寮の同室の咲良さんと老人説と中年ハゲデブ説を話したら会長以外は一理あるかも。と同意してくれたが会長だけは何だか笑いを堪えている様だった。

「あははっ。こんなにボロクソに言われて内田さんの婚約者が何だか可哀想になってきたよ。もしかするとめちゃくちゃ稼いでいる青年実業家かもしれないよ?」

「最近は画期的なアプリを作ったと社長になったって小学生もいますしね〜。会長の説もあるかもしれないですね!」

古賀くんが会長の説にのった。

「そんな優秀な人が私と婚約するメリットがないですよ~。」

「一目惚れってやつじゃないですか?」

古賀くんは会長の説に前向きの様だった。

「いやいやいやっ!私なんかに一目ぼれするような人はいませんよー。子どもの頃知らない男のコからブスッて叫ばれたことありますし~。」

「それぞれの好みもありますが、内田さんはブスではないですよ。」

「そうよ!女の子にブスって言う男の子は死刑よっ!」

砂金先輩と牧野さんがフォローしてくれた。やはり女子同士。自然と味方になってくれる。

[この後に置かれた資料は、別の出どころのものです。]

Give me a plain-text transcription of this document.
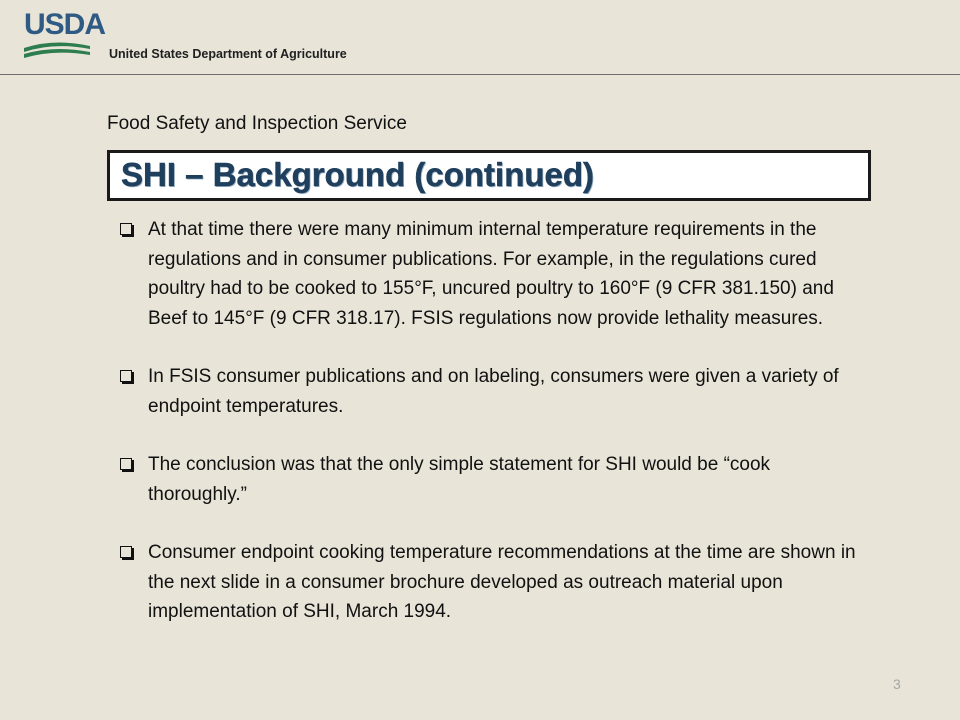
USDA
United States Department of Agriculture
Food Safety and Inspection Service
SHI – Background (continued)
At that time there were many minimum internal temperature requirements in the regulations and in consumer publications. For example, in the regulations cured poultry had to be cooked to 155°F, uncured poultry to 160°F (9 CFR 381.150) and Beef to 145°F (9 CFR 318.17). FSIS regulations now provide lethality measures.
In FSIS consumer publications and on labeling, consumers were given a variety of endpoint temperatures.
The conclusion was that the only simple statement for SHI would be “cook thoroughly.”
Consumer endpoint cooking temperature recommendations at the time are shown in the next slide in a consumer brochure developed as outreach material upon implementation of SHI, March 1994.
3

「死刑って…。あはは…。僕、妹と喧嘩したときにブスって言っちゃったかも~。僕も死刑だ~」

古賀くんは冗談を言いながら、牧野さんの発言に引いた笑いをしていた。

「琴乃ちゃんは普通に可愛いと思うよ。」

古賀くんと牧野さんのやり取りをニコニコ見守りながら会長も私へフォローしてくれた。

「いやぁん!!会長!内田さんのこと名前呼びです~!私も名前で呼びたーい!」

「琴乃って名前可愛いよね!同じ学年だし、僕も琴乃って呼ぼうかな!」

「それなら私だ内田さんって呼ぶのも変だわ。琴乃さんって呼びます。」

おかしな流れではあるが生徒会メンバー全員から苗字ではなく名前で呼ばれることになった。
転校してきたばかりで友達がほとんどいないので、一気に仲間ができた気がしてとても嬉しい気持ちになった。
そこからしばらく会話を楽しむとスイーツもなくなったので片づけをし、HPをどのようにするか打ち合わせをした。
前回の生徒会選挙では思いのほか人数が集まらなかったそうで、生徒たちが生徒会メンバーになりたいと思える親しみのある内容にしたいとのことだった。しかし、生徒会だけのページではなく、学校のHP内の一部になるため外部の人が閲覧しても問題ない内容にしたいという希望もあった。

 オフィシャルだけどカジュアルに…
 難しいな…。でも、がんばろ!

最終下校のチャイムが鳴ったので、生徒会室の片付けと施錠を行い学校を出た。